Было бы также необходимо постараться не спрашивать слишком много или слишком часто. Но Элизабет не боялась, что это отпугнет Генриха от ее постели именно сейчас – его удовольствие было слишком явным и новым. Однако этой силой нужно осторожно управлять, чтобы жертва не рассмотрела ловушку. Ее мать совершила эту ошибку. При мысли о матери радость Элизабет угасла. Она начала засыпать.

Полностью пробудившись ото сна, Элизабет подумала, что должна была лучше выспаться. Что бы она стала делать, обнаружив реакцию матери на ее желание назначить этих людей в его владение, желание, которое было выше простого милосердия? Сказать Генриху? Ее инстинкт противился позволить чужаку, а Генрих все еще был для нее чужим, хотя стал мужем и любовником, копаться в грязном белье ее семьи. Нет, она сама будет управлять своей матерью.

Но еще задолго до того как Элизабет поднялась, их «грязное белье» хорошо потрепали Генрих, Фокс и Реджинальд Брэй.

– Где вы достали этот список, сир? – спросил Брэй, при этом он выглядел очень несчастным.

– Я думаю, что в этом вопросе я разберусь сам, – ответил Генрих с улыбкой. – Ты их знаешь?

– Я знаю их, потому что знать такие вещи – моя обязанность. Вы верите, что большинство из них благосклонно расположены к вам, но я знаю точно, что Бродруган организует или будет участником восстания против вас. Броутан, братья Харрингтон немного более осторожны, но отстанут не намного.

– Люди Глостера? – спросил Фокс. Брэй покачал головой.

– О, нет. Они жестоко ненавидели Глостера, поэтому их можно считать вашими друзьями. Но они – легитимисты, как они себя сами называют, йоркширские легитимисты.

– Они бы восприняли Ее Величество как правящую королеву?

Вопрос казался почти праздным, так как Генрих все еще был сонным. Он сидел, развалясь у огня в отороченных мехом тапочках и халате.

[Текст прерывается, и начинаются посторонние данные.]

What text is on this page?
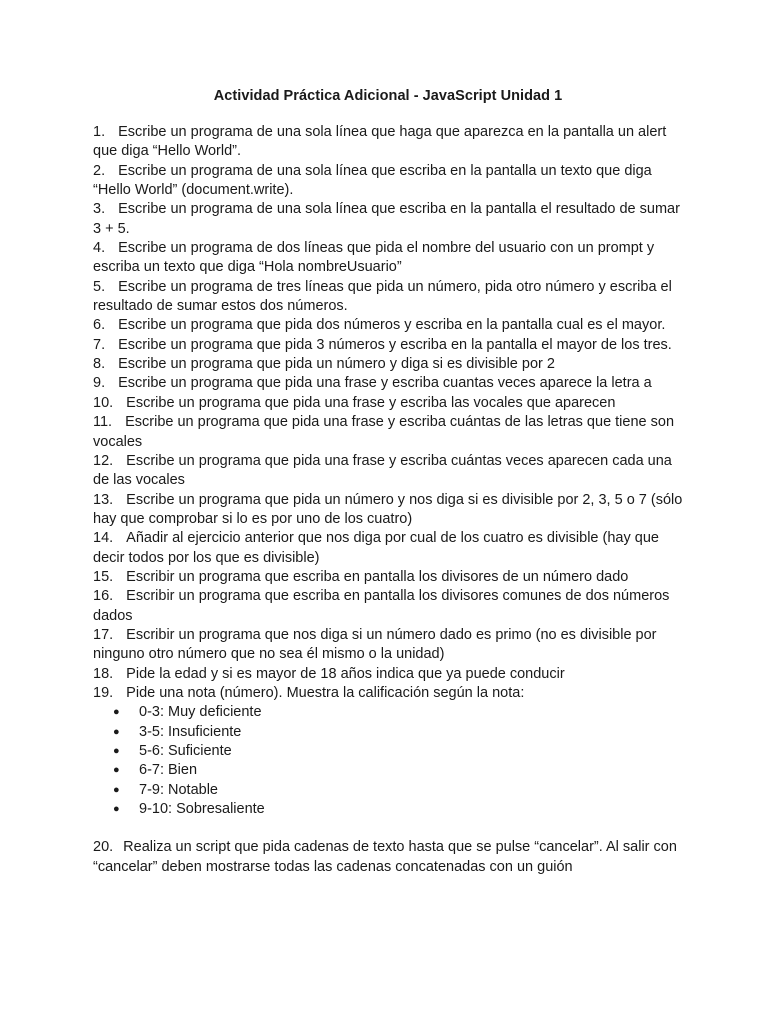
Actividad Práctica Adicional - JavaScript Unidad 1
1. Escribe un programa de una sola línea que haga que aparezca en la pantalla un alert que diga “Hello World”.
2. Escribe un programa de una sola línea que escriba en la pantalla un texto que diga “Hello World” (document.write).
3. Escribe un programa de una sola línea que escriba en la pantalla el resultado de sumar 3 + 5.
4. Escribe un programa de dos líneas que pida el nombre del usuario con un prompt y escriba un texto que diga “Hola nombreUsuario”
5. Escribe un programa de tres líneas que pida un número, pida otro número y escriba el resultado de sumar estos dos números.
6. Escribe un programa que pida dos números y escriba en la pantalla cual es el mayor.
7. Escribe un programa que pida 3 números y escriba en la pantalla el mayor de los tres.
8. Escribe un programa que pida un número y diga si es divisible por 2
9. Escribe un programa que pida una frase y escriba cuantas veces aparece la letra a
10. Escribe un programa que pida una frase y escriba las vocales que aparecen
11. Escribe un programa que pida una frase y escriba cuántas de las letras que tiene son vocales
12. Escribe un programa que pida una frase y escriba cuántas veces aparecen cada una de las vocales
13. Escribe un programa que pida un número y nos diga si es divisible por 2, 3, 5 o 7 (sólo hay que comprobar si lo es por uno de los cuatro)
14. Añadir al ejercicio anterior que nos diga por cual de los cuatro es divisible (hay que decir todos por los que es divisible)
15. Escribir un programa que escriba en pantalla los divisores de un número dado
16. Escribir un programa que escriba en pantalla los divisores comunes de dos números dados
17. Escribir un programa que nos diga si un número dado es primo (no es divisible por ninguno otro número que no sea él mismo o la unidad)
18. Pide la edad y si es mayor de 18 años indica que ya puede conducir
19. Pide una nota (número). Muestra la calificación según la nota:
● 0-3: Muy deficiente
● 3-5: Insuficiente
● 5-6: Suficiente
● 6-7: Bien
● 7-9: Notable
● 9-10: Sobresaliente
20. Realiza un script que pida cadenas de texto hasta que se pulse “cancelar”. Al salir con “cancelar” deben mostrarse todas las cadenas concatenadas con un guión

– Я не думаю, что они до такой степени сумасшедшие, – сказал Брэй. – Они бы подняли весь Уорвик. В самом деле, это успокоило бы мое сердце, если бы вы сказали, сир, кто предложил вам этих людей. Они опасны. Нужно следить за каждым, кто произносит эти имена.

Генрих рассмеялся.

– Не беспокойся по этому поводу. Если они опасны для меня, то чем они воспользуются, ядом или ножом, чтобы уничтожить меня?